The students are also accustomed to seeing women in position of leadership.

They were born at a time when Madeline Albright was serving as the first female U.S. secretary of state, and women have held the position for most of their lives.

And the old Hollywood stereotype of ditzy blonde women has given way to one of “dumb and dumber males,” according to the list.

“In general, there was always the complaint that it was too slow for women to get to positions of responsibility,” said Ron Nief, one of the two Beloit College officials who compiles the list. “Now the question is, ‘What took so long?’ ”

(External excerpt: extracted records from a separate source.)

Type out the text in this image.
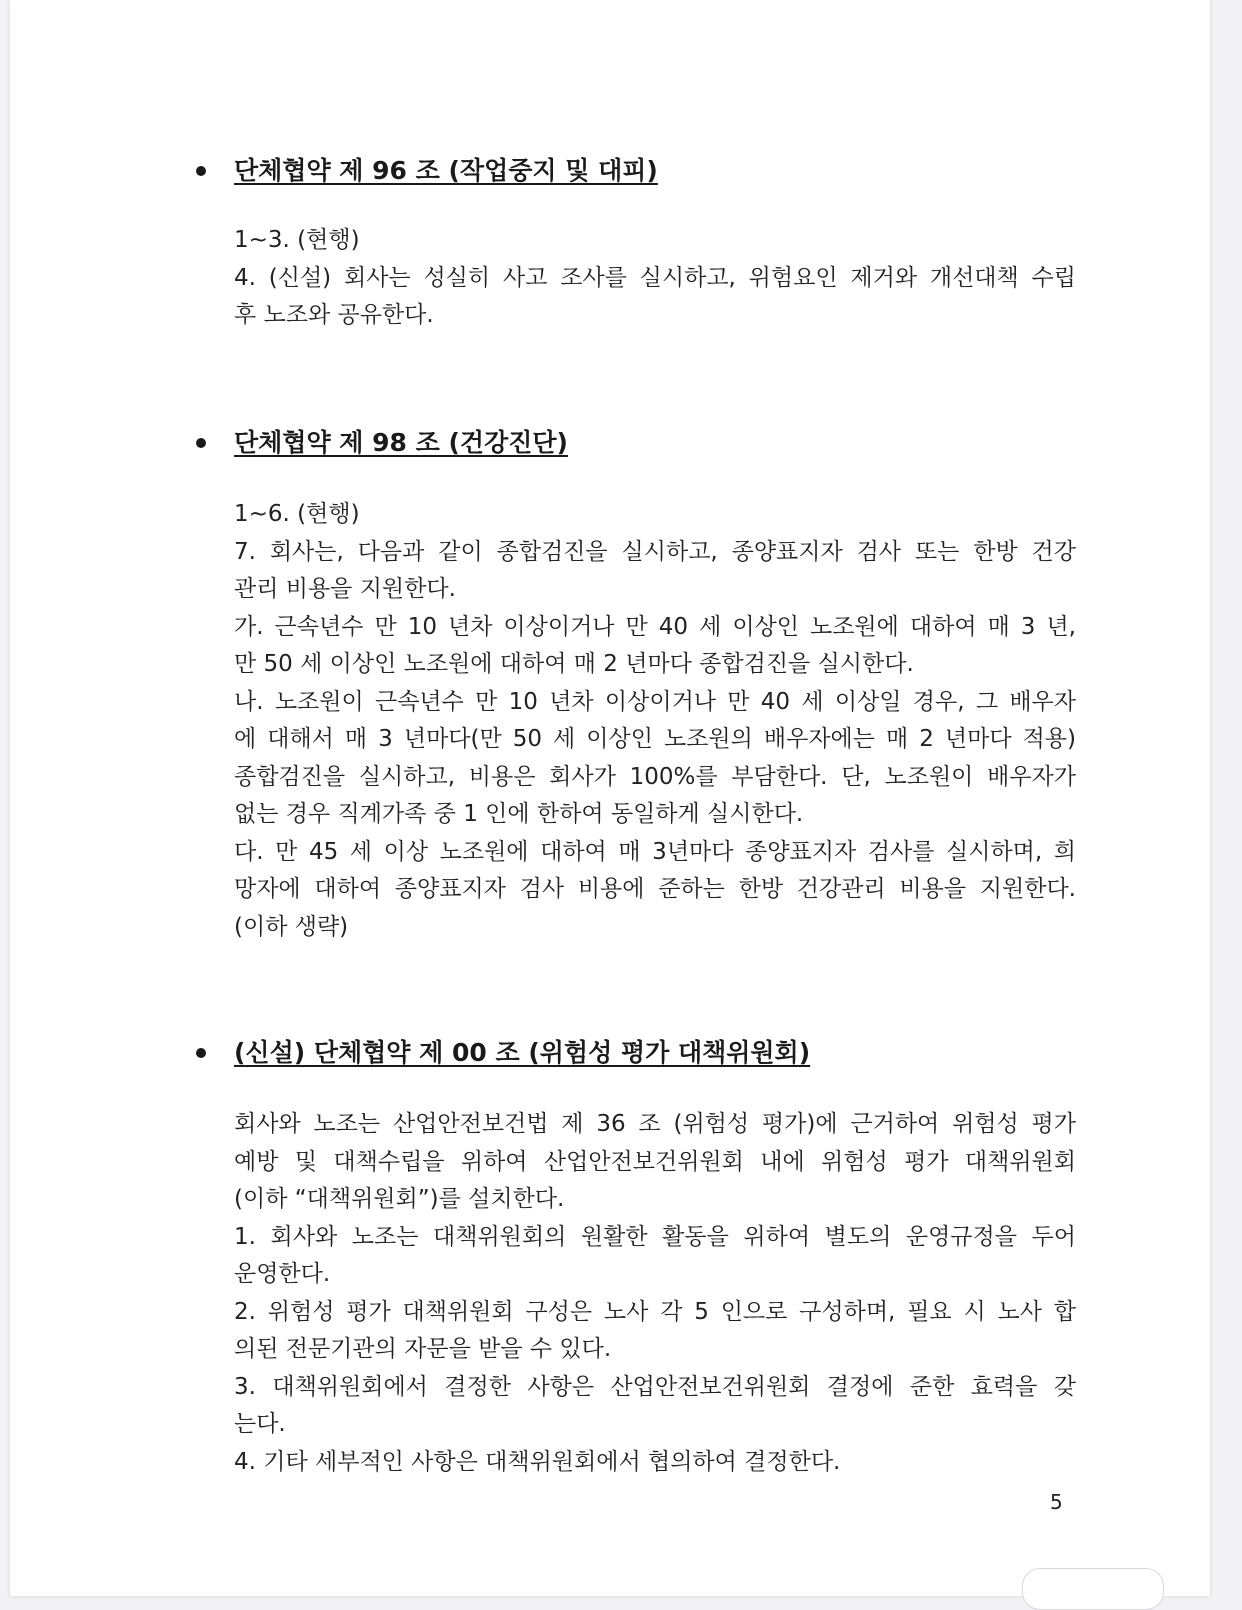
단체협약 제 96 조 (작업중지 및 대피)
1~3. (현행)
4. (신설) 회사는 성실히 사고 조사를 실시하고, 위험요인 제거와 개선대책 수립
후 노조와 공유한다.
단체협약 제 98 조 (건강진단)
1~6. (현행)
7. 회사는, 다음과 같이 종합검진을 실시하고, 종양표지자 검사 또는 한방 건강
관리 비용을 지원한다.
가. 근속년수 만 10 년차 이상이거나 만 40 세 이상인 노조원에 대하여 매 3 년,
만 50 세 이상인 노조원에 대하여 매 2 년마다 종합검진을 실시한다.
나. 노조원이 근속년수 만 10 년차 이상이거나 만 40 세 이상일 경우, 그 배우자
에 대해서 매 3 년마다(만 50 세 이상인 노조원의 배우자에는 매 2 년마다 적용)
종합검진을 실시하고, 비용은 회사가 100%를 부담한다. 단, 노조원이 배우자가
없는 경우 직계가족 중 1 인에 한하여 동일하게 실시한다.
다. 만 45 세 이상 노조원에 대하여 매 3년마다 종양표지자 검사를 실시하며, 희
망자에 대하여 종양표지자 검사 비용에 준하는 한방 건강관리 비용을 지원한다.
(이하 생략)
(신설) 단체협약 제 00 조 (위험성 평가 대책위원회)
회사와 노조는 산업안전보건법 제 36 조 (위험성 평가)에 근거하여 위험성 평가
예방 및 대책수립을 위하여 산업안전보건위원회 내에 위험성 평가 대책위원회
(이하 “대책위원회”)를 설치한다.
1. 회사와 노조는 대책위원회의 원활한 활동을 위하여 별도의 운영규정을 두어
운영한다.
2. 위험성 평가 대책위원회 구성은 노사 각 5 인으로 구성하며, 필요 시 노사 합
의된 전문기관의 자문을 받을 수 있다.
3. 대책위원회에서 결정한 사항은 산업안전보건위원회 결정에 준한 효력을 갖
는다.
4. 기타 세부적인 사항은 대책위원회에서 협의하여 결정한다.
5
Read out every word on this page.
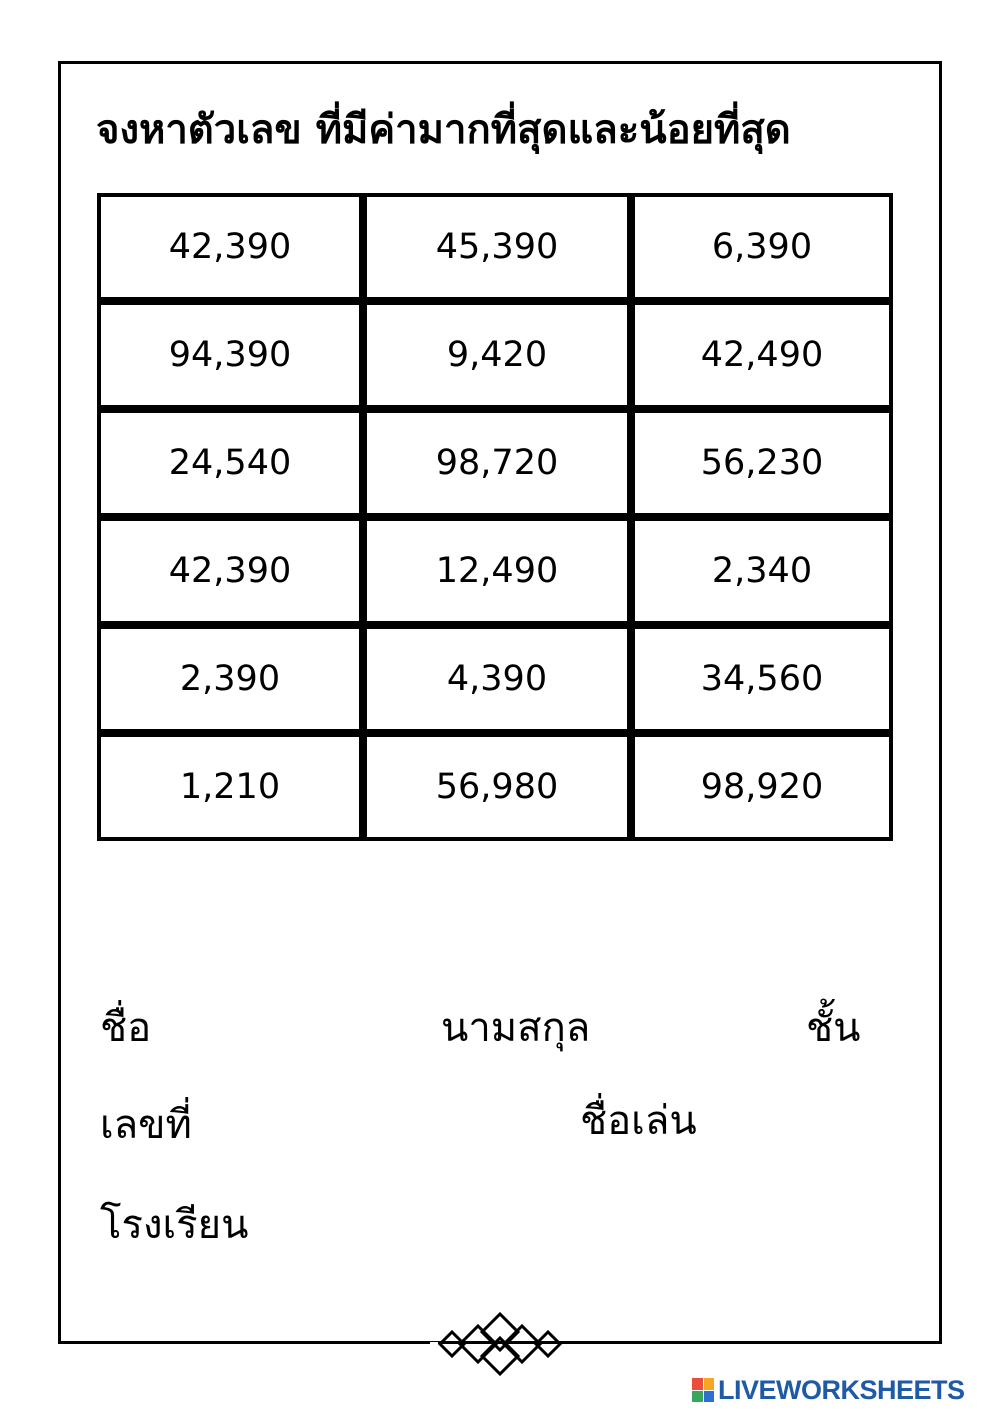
จงหาตัวเลข ที่มีค่ามากที่สุดและน้อยที่สุด
42,390	45,390	6,390
94,390	9,420	42,490
24,540	98,720	56,230
42,390	12,490	2,340
2,390	4,390	34,560
1,210	56,980	98,920
ชื่อ	นามสกุล	ชั้น
เลขที่	ชื่อเล่น
โรงเรียน
LIVEWORKSHEETS
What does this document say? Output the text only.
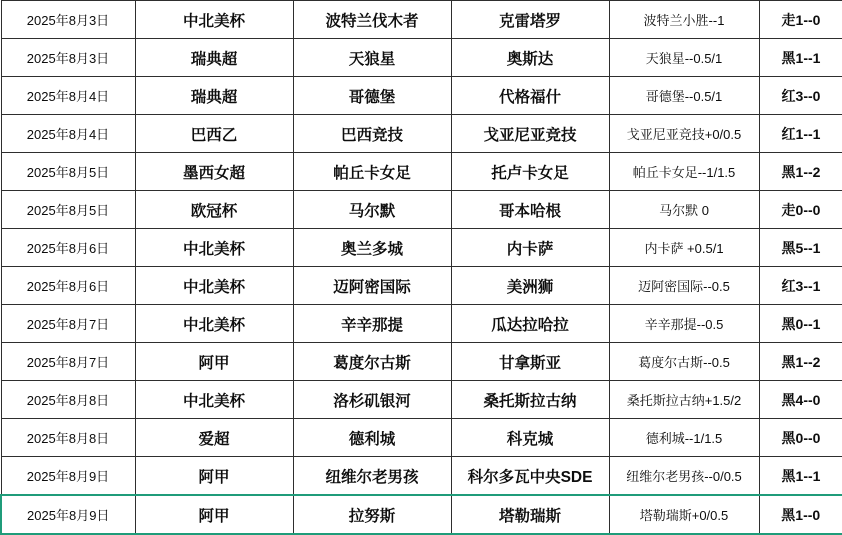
2025年8月3日	中北美杯	波特兰伐木者	克雷塔罗	波特兰小胜--1	走1--0
2025年8月3日	瑞典超	天狼星	奥斯达	天狼星--0.5/1	黑1--1
2025年8月4日	瑞典超	哥德堡	代格福什	哥德堡--0.5/1	红3--0
2025年8月4日	巴西乙	巴西竞技	戈亚尼亚竞技	戈亚尼亚竞技+0/0.5	红1--1
2025年8月5日	墨西女超	帕丘卡女足	托卢卡女足	帕丘卡女足--1/1.5	黑1--2
2025年8月5日	欧冠杯	马尔默	哥本哈根	马尔默 0	走0--0
2025年8月6日	中北美杯	奥兰多城	内卡萨	内卡萨 +0.5/1	黑5--1
2025年8月6日	中北美杯	迈阿密国际	美洲狮	迈阿密国际--0.5	红3--1
2025年8月7日	中北美杯	辛辛那提	瓜达拉哈拉	辛辛那提--0.5	黑0--1
2025年8月7日	阿甲	葛度尔古斯	甘拿斯亚	葛度尔古斯--0.5	黑1--2
2025年8月8日	中北美杯	洛杉矶银河	桑托斯拉古纳	桑托斯拉古纳+1.5/2	黑4--0
2025年8月8日	爱超	德利城	科克城	德利城--1/1.5	黑0--0
2025年8月9日	阿甲	纽维尔老男孩	科尔多瓦中央SDE	纽维尔老男孩--0/0.5	黑1--1
2025年8月9日	阿甲	拉努斯	塔勒瑞斯	塔勒瑞斯+0/0.5	黑1--0
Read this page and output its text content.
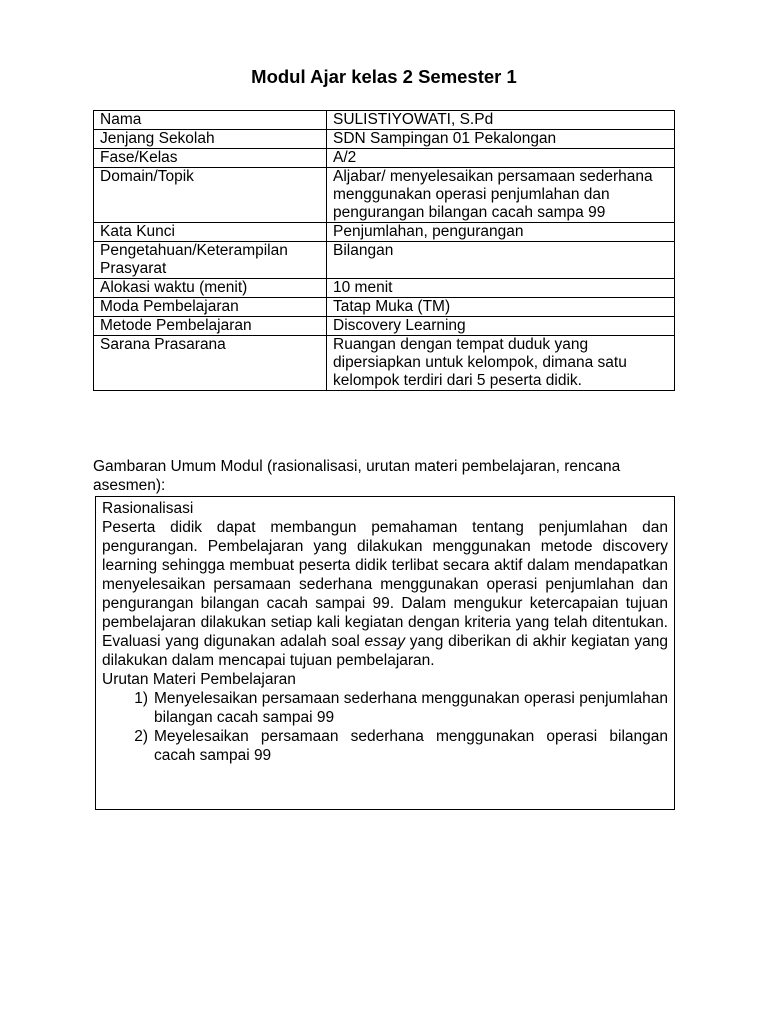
Modul Ajar kelas 2 Semester 1
Nama	SULISTIYOWATI, S.Pd
Jenjang Sekolah	SDN Sampingan 01 Pekalongan
Fase/Kelas	A/2
Domain/Topik	Aljabar/ menyelesaikan persamaan sederhana menggunakan operasi penjumlahan dan pengurangan bilangan cacah sampa 99
Kata Kunci	Penjumlahan, pengurangan
Pengetahuan/Keterampilan Prasyarat	Bilangan
Alokasi waktu (menit)	10 menit
Moda Pembelajaran	Tatap Muka (TM)
Metode Pembelajaran	Discovery Learning
Sarana Prasarana	Ruangan dengan tempat duduk yang dipersiapkan untuk kelompok, dimana satu kelompok terdiri dari 5 peserta didik.
Gambaran Umum Modul (rasionalisasi, urutan materi pembelajaran, rencana asesmen):

Rasionalisasi

Peserta didik dapat membangun pemahaman tentang penjumlahan dan pengurangan. Pembelajaran yang dilakukan menggunakan metode discovery learning sehingga membuat peserta didik terlibat secara aktif dalam mendapatkan menyelesaikan persamaan sederhana menggunakan operasi penjumlahan dan pengurangan bilangan cacah sampai 99. Dalam mengukur ketercapaian tujuan pembelajaran dilakukan setiap kali kegiatan dengan kriteria yang telah ditentukan. Evaluasi yang digunakan adalah soal essay yang diberikan di akhir kegiatan yang dilakukan dalam mencapai tujuan pembelajaran.

Urutan Materi Pembelajaran

1) Menyelesaikan persamaan sederhana menggunakan operasi penjumlahan bilangan cacah sampai 99
2) Meyelesaikan persamaan sederhana menggunakan operasi bilangan cacah sampai 99
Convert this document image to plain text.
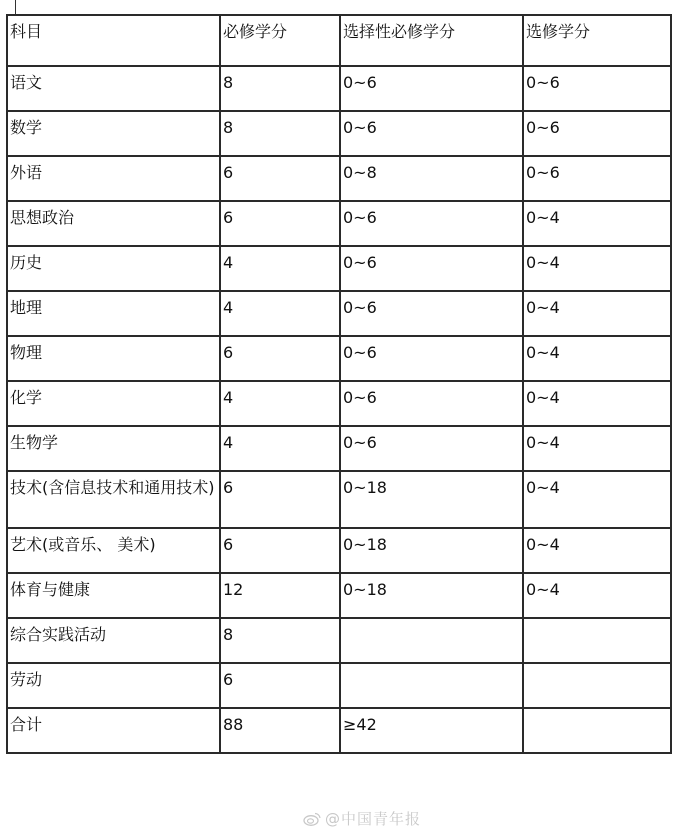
科目	必修学分	选择性必修学分	选修学分
语文	8	0~6	0~6
数学	8	0~6	0~6
外语	6	0~8	0~6
思想政治	6	0~6	0~4
历史	4	0~6	0~4
地理	4	0~6	0~4
物理	6	0~6	0~4
化学	4	0~6	0~4
生物学	4	0~6	0~4
技术(含信息技术和通用技术)	6	0~18	0~4
艺术(或音乐、 美术)	6	0~18	0~4
体育与健康	12	0~18	0~4
综合实践活动	8		
劳动	6		
合计	88	≥42	
@中国青年报
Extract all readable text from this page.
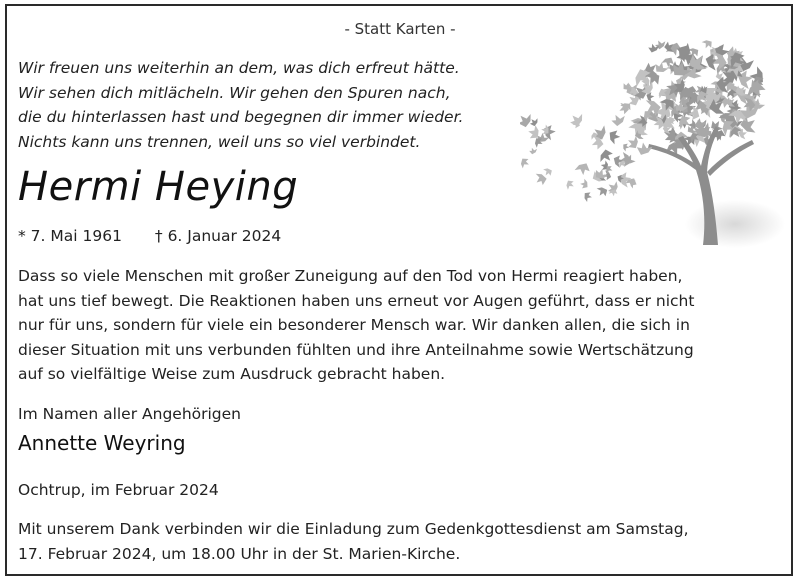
- Statt Karten -
Wir freuen uns weiterhin an dem, was dich erfreut hätte.
Wir sehen dich mitlächeln. Wir gehen den Spuren nach,
die du hinterlassen hast und begegnen dir immer wieder.
Nichts kann uns trennen, weil uns so viel verbindet.
Hermi Heying
* 7. Mai 1961 † 6. Januar 2024
Dass so viele Menschen mit großer Zuneigung auf den Tod von Hermi reagiert haben,
hat uns tief bewegt. Die Reaktionen haben uns erneut vor Augen geführt, dass er nicht
nur für uns, sondern für viele ein besonderer Mensch war. Wir danken allen, die sich in
dieser Situation mit uns verbunden fühlten und ihre Anteilnahme sowie Wertschätzung
auf so vielfältige Weise zum Ausdruck gebracht haben.
Im Namen aller Angehörigen
Annette Weyring
Ochtrup, im Februar 2024
Mit unserem Dank verbinden wir die Einladung zum Gedenkgottesdienst am Samstag,
17. Februar 2024, um 18.00 Uhr in der St. Marien-Kirche.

The compilation, released today, has been assembled every year since 1998 by Nief and Tom McBride, officials at the private school in southeast Wisconsin.

The lists have begun attracting attention from government agencies, athletic organizations and other groups that want to know how the younger generation thinks.

The new generation gets a lot of its news from Jon Stewart’s “The Daily Show.” But if they miss an episode, they can always get instant news from YouTube (No. 5 on the list).

These teens weren’t born when “Pulp Fiction” came out. Instead of asking who shot J.R., they wanted to know who shot Montgomery Burns. And to them, “Twilight Zone” is about vampires, not Rod Serling.